There was an incredible amount of washing to be done. Normally this wouldn't phase me. It doesn't phase me. I can tell you True Tales of Horror about doing laundry, literally, around the clock. Two o'clock in the morning, three o'clock in the morning...six o'clock...you get the idea. But Miranda has never had to do this. For her, and maybe most people, one or two loads and they think they've done a lot of laundry. For some people I know that would be a week's worth--but I sure wouldn't want to see their sheets or towels. I have to laugh when my mother mentions something about it being laundry day because here EVERY DAY IS LAUNDRY DAY! And some days, and some weeks, are worse than others. We've been having one of those weeks.
Another problem we have is Miranda's concern about Sam's weight.
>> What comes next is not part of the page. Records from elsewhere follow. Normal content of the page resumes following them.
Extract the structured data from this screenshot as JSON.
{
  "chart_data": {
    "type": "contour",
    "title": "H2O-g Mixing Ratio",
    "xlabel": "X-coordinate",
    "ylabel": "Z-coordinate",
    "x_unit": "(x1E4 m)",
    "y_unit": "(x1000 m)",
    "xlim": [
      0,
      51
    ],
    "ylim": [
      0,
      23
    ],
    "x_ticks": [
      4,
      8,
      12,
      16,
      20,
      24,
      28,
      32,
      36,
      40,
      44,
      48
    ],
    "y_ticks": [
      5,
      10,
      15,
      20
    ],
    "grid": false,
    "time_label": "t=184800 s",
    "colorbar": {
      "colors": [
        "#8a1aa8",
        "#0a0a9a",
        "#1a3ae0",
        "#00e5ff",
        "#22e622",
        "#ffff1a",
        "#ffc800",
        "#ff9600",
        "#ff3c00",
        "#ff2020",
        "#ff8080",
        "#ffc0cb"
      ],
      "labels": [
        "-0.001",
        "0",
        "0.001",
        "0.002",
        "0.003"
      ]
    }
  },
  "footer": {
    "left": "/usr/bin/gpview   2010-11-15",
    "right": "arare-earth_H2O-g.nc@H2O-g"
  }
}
This isn't normally a "concern" because I will mostly pay attention to what Sam eats and try to ensure that she eats as healthy as she will allow me without causing bodily harm to me or causing her to run away and attempt to forage in stranger's refrigerators--true story. And we're ALL concerned with Sam's weight for obvious reasons. But Miranda is so concerned that she just doesn't like to see any food going into Sam's mouth, and of course, that isn't healthy either. Fat or not, a person needs to eat.
So Sam did get to eat, although it was much later than it should have been and Miranda was getting pretty worn out playing nursemaid, house keeper, and sister's keeper. I know, it's a tough, but rewarding job.
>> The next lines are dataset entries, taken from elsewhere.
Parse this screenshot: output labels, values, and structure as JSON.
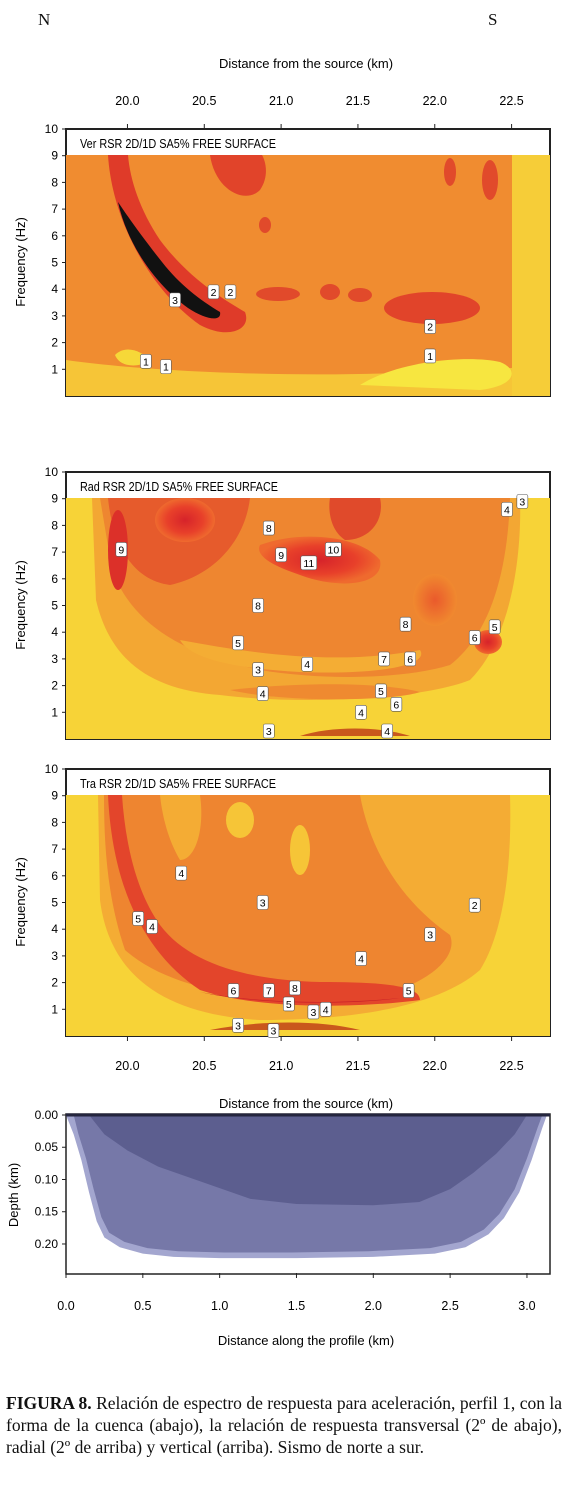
{
  "directions": {
    "north": "N",
    "south": "S"
  },
  "top_axis": {
    "label": "Distance from the source (km)",
    "ticks": [
      20.0,
      20.5,
      21.0,
      21.5,
      22.0,
      22.5
    ],
    "range": [
      19.6,
      22.75
    ]
  },
  "middle_axis": {
    "label": "Distance from the source (km)",
    "ticks": [
      20.0,
      20.5,
      21.0,
      21.5,
      22.0,
      22.5
    ]
  },
  "frequency_axis": {
    "label": "Frequency (Hz)",
    "ticks": [
      1,
      2,
      3,
      4,
      5,
      6,
      7,
      8,
      9,
      10
    ],
    "range": [
      0,
      10
    ]
  },
  "panels": [
    {
      "id": "ver",
      "title": "Ver RSR 2D/1D SA5% FREE SURFACE",
      "contour_labels": [
        {
          "text": "3",
          "x": 20.31,
          "y": 3.6
        },
        {
          "text": "2",
          "x": 20.56,
          "y": 3.9
        },
        {
          "text": "2",
          "x": 20.67,
          "y": 3.9
        },
        {
          "text": "1",
          "x": 20.12,
          "y": 1.3
        },
        {
          "text": "1",
          "x": 20.25,
          "y": 1.1
        },
        {
          "text": "2",
          "x": 21.97,
          "y": 2.6
        },
        {
          "text": "1",
          "x": 21.97,
          "y": 1.5
        }
      ]
    },
    {
      "id": "rad",
      "title": "Rad RSR 2D/1D SA5% FREE SURFACE",
      "contour_labels": [
        {
          "text": "9",
          "x": 19.96,
          "y": 7.1
        },
        {
          "text": "8",
          "x": 20.92,
          "y": 7.9
        },
        {
          "text": "9",
          "x": 21.0,
          "y": 6.9
        },
        {
          "text": "11",
          "x": 21.18,
          "y": 6.6
        },
        {
          "text": "10",
          "x": 21.34,
          "y": 7.1
        },
        {
          "text": "8",
          "x": 20.85,
          "y": 5.0
        },
        {
          "text": "8",
          "x": 21.81,
          "y": 4.3
        },
        {
          "text": "5",
          "x": 20.72,
          "y": 3.6
        },
        {
          "text": "3",
          "x": 20.85,
          "y": 2.6
        },
        {
          "text": "4",
          "x": 21.17,
          "y": 2.8
        },
        {
          "text": "7",
          "x": 21.67,
          "y": 3.0
        },
        {
          "text": "6",
          "x": 21.84,
          "y": 3.0
        },
        {
          "text": "6",
          "x": 22.26,
          "y": 3.8
        },
        {
          "text": "5",
          "x": 22.39,
          "y": 4.2
        },
        {
          "text": "4",
          "x": 20.88,
          "y": 1.7
        },
        {
          "text": "5",
          "x": 21.65,
          "y": 1.8
        },
        {
          "text": "6",
          "x": 21.75,
          "y": 1.3
        },
        {
          "text": "4",
          "x": 21.52,
          "y": 1.0
        },
        {
          "text": "3",
          "x": 20.92,
          "y": 0.3
        },
        {
          "text": "4",
          "x": 21.69,
          "y": 0.3
        },
        {
          "text": "4",
          "x": 22.47,
          "y": 8.6
        },
        {
          "text": "3",
          "x": 22.57,
          "y": 8.9
        }
      ]
    },
    {
      "id": "tra",
      "title": "Tra RSR 2D/1D SA5% FREE SURFACE",
      "contour_labels": [
        {
          "text": "4",
          "x": 20.35,
          "y": 6.1
        },
        {
          "text": "3",
          "x": 20.88,
          "y": 5.0
        },
        {
          "text": "2",
          "x": 22.26,
          "y": 4.9
        },
        {
          "text": "3",
          "x": 21.97,
          "y": 3.8
        },
        {
          "text": "5",
          "x": 20.07,
          "y": 4.4
        },
        {
          "text": "4",
          "x": 20.16,
          "y": 4.1
        },
        {
          "text": "4",
          "x": 21.52,
          "y": 2.9
        },
        {
          "text": "6",
          "x": 20.69,
          "y": 1.7
        },
        {
          "text": "7",
          "x": 20.92,
          "y": 1.7
        },
        {
          "text": "8",
          "x": 21.09,
          "y": 1.8
        },
        {
          "text": "5",
          "x": 21.05,
          "y": 1.2
        },
        {
          "text": "3",
          "x": 21.21,
          "y": 0.9
        },
        {
          "text": "4",
          "x": 21.29,
          "y": 1.0
        },
        {
          "text": "5",
          "x": 21.83,
          "y": 1.7
        },
        {
          "text": "3",
          "x": 20.72,
          "y": 0.4
        },
        {
          "text": "3",
          "x": 20.95,
          "y": 0.2
        }
      ]
    }
  ],
  "basin": {
    "xlabel": "Distance along the profile (km)",
    "ylabel": "Depth (km)",
    "x_ticks": [
      0.0,
      0.5,
      1.0,
      1.5,
      2.0,
      2.5,
      3.0
    ],
    "y_ticks": [
      0.0,
      0.05,
      0.1,
      0.15,
      0.2
    ],
    "y_tick_labels": [
      "0.00",
      "0.05",
      "0.10",
      "0.15",
      "0.20"
    ],
    "x_range": [
      0,
      3.15
    ],
    "y_range": [
      0,
      0.245
    ],
    "deep_layer_bottom": [
      [
        0.0,
        0.0
      ],
      [
        0.05,
        0.03
      ],
      [
        0.1,
        0.07
      ],
      [
        0.15,
        0.12
      ],
      [
        0.2,
        0.165
      ],
      [
        0.25,
        0.19
      ],
      [
        0.35,
        0.205
      ],
      [
        0.5,
        0.215
      ],
      [
        0.7,
        0.22
      ],
      [
        1.0,
        0.222
      ],
      [
        1.5,
        0.222
      ],
      [
        2.0,
        0.22
      ],
      [
        2.4,
        0.215
      ],
      [
        2.6,
        0.205
      ],
      [
        2.75,
        0.185
      ],
      [
        2.85,
        0.16
      ],
      [
        2.95,
        0.12
      ],
      [
        3.03,
        0.07
      ],
      [
        3.1,
        0.02
      ],
      [
        3.13,
        0.0
      ]
    ],
    "shallow_layer_bottom": [
      [
        0.15,
        0.0
      ],
      [
        0.25,
        0.03
      ],
      [
        0.4,
        0.055
      ],
      [
        0.6,
        0.08
      ],
      [
        0.9,
        0.105
      ],
      [
        1.2,
        0.13
      ],
      [
        1.5,
        0.138
      ],
      [
        2.0,
        0.14
      ],
      [
        2.3,
        0.135
      ],
      [
        2.5,
        0.115
      ],
      [
        2.65,
        0.09
      ],
      [
        2.8,
        0.06
      ],
      [
        2.92,
        0.03
      ],
      [
        3.0,
        0.0
      ]
    ],
    "colors": {
      "top": "#5c5e8f",
      "mid": "#7678a8",
      "deep": "#a3a6cf",
      "surface": "#24253e"
    }
  },
  "caption": {
    "label": "FIGURA 8.",
    "text": "Relación de espectro de respuesta para aceleración, perfil 1, con la forma de la cuenca (abajo), la relación de respuesta transversal (2º de abajo), radial (2º de arriba) y vertical (arriba). Sismo de norte a sur."
  }
}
I finally wanted to eat, too. I wouldn't say I was hungry, but I was feeling that other kind of shakiness, the kind that is your body telling you it needs fuel.
There was no good sick food in the house. Since Mick doesn't have the internet I'll tell you why there is no good sick food in this house. Because come winter, an afternoon or evening will come when he doesn't want to eat healthy, he doesn't want to go to the store because the weather is crappy, and then he will spy my cream of chicken or my frozen chicken pot pies. They are the only things I ever feel like eating when I'm sick and that's the only time I do eat those foods because they've got a million fat calories in them. Comfort food. He will deny this, but don't believe it for a minute.
I was grateful to get two short cans of Sprite to help me through the day. Once Sam discovered there was pop in the house again she started her sneak attacks on the refrigerator and I later found little cans stuffed here and there.
I'm running out of steam again just thinking about all this. The day finally came to an end. I was able to help Miranda a little and was amazed that she would rather change the bedding on my bed and Sam's rather than help her sister with her shower. No problem, I did it. However, the chi qong session I requested she give her sister must have been too much for her because it was the shortest session ever. But that's ok. I walk in those shoes.
Lights out at 9:30. Almost unheard of for me. I only woke up to roll over. No one else puked. No phones rang in the night. No dogs barked to go out and make friends with skunks. And Sam let me sleep until 6:30! You do the math. I almost felt like a normal person when I woke up.